On Monday, Mercury passed between Earth and the sun — with all three celestial bodies lining up for Mercury to appear as a small black dot creeping over the sun. That phenomenon — one planet passing in front of its star, from the visual perspective of another planet — is known as a “transit.”

And that's how Kepler finds new worlds. It's our best method for detecting exoplanets.

Scientists are working on parsing out the mission's data. They have to weed out false positives from the thousands of potential planets — star dimming caused by companion stars or other objects.

In a paper published Tuesday in the Astrophysical Journal, a team led by Princeton University's Timothy Morton presents a new statistical method for calculating the likelihood that a given candidate is a planet.
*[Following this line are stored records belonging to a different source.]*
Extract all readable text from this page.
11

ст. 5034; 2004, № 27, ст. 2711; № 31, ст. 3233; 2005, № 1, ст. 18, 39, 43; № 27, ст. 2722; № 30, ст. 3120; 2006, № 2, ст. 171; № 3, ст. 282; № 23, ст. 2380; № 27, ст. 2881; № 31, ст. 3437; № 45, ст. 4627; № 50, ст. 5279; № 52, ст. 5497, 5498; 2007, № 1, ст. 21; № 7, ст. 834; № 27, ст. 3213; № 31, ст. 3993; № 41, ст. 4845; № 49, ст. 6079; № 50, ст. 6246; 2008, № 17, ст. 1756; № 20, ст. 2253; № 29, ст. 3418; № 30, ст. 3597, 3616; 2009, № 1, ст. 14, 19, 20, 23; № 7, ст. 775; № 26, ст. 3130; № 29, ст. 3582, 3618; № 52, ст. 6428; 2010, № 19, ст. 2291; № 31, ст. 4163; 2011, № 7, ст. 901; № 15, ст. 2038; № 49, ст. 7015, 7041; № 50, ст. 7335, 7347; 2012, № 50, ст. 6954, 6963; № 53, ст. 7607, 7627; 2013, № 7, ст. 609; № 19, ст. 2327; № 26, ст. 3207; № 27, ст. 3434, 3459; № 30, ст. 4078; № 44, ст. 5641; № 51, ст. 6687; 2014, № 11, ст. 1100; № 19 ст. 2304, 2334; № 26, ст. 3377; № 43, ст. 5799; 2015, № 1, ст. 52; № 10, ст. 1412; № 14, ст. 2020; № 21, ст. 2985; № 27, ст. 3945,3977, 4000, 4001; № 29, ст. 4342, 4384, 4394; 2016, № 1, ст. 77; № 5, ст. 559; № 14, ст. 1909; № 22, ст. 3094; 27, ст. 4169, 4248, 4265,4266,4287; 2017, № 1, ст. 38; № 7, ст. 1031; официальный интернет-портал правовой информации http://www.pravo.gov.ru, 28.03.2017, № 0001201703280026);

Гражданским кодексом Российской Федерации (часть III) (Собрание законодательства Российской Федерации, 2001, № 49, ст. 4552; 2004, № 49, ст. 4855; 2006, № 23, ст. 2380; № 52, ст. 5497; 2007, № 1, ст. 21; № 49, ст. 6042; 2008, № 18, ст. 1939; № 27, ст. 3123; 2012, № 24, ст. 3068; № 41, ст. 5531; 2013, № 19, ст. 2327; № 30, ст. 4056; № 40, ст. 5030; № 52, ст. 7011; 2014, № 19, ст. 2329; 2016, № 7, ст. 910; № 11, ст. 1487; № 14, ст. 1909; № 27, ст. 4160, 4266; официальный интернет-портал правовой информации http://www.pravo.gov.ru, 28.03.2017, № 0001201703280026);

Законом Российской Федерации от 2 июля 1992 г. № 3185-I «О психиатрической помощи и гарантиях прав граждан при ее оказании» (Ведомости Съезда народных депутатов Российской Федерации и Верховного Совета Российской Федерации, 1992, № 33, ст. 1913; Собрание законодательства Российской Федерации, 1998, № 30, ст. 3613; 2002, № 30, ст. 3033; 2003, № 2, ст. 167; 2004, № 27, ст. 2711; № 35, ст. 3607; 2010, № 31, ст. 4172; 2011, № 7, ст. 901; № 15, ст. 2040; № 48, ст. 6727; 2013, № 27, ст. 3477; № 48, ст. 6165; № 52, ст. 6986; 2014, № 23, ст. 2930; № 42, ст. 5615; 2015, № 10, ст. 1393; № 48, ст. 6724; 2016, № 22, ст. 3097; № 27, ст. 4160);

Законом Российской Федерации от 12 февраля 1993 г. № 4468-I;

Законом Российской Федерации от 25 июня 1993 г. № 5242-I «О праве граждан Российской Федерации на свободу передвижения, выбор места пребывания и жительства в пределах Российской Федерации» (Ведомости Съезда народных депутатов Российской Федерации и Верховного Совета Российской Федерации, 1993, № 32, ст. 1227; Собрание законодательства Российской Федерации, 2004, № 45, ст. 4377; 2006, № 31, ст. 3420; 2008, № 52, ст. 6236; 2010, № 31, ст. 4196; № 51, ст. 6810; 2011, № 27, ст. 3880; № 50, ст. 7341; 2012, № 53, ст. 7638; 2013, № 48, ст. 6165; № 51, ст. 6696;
Their analysis yielded 1,284 confirmations.

Another 1,327 planets from the Kepler catalog are almost certainly planets, according to the researchers, but these worlds don't reach the 99 percent probability threshold, so more study will be needed to confirm their existence.

The other 707 potential worlds are likely nonexistent, according to the analysis.

As of today, NASA knows of 21 exoplanets that it considers likely to be rocky, potentially wet worlds.

Based on Kepler data, our galaxy probably has more than 10 billion rocky planets that live in the habitable zones of their stars, said Kepler mission scientist Natalie Batalha.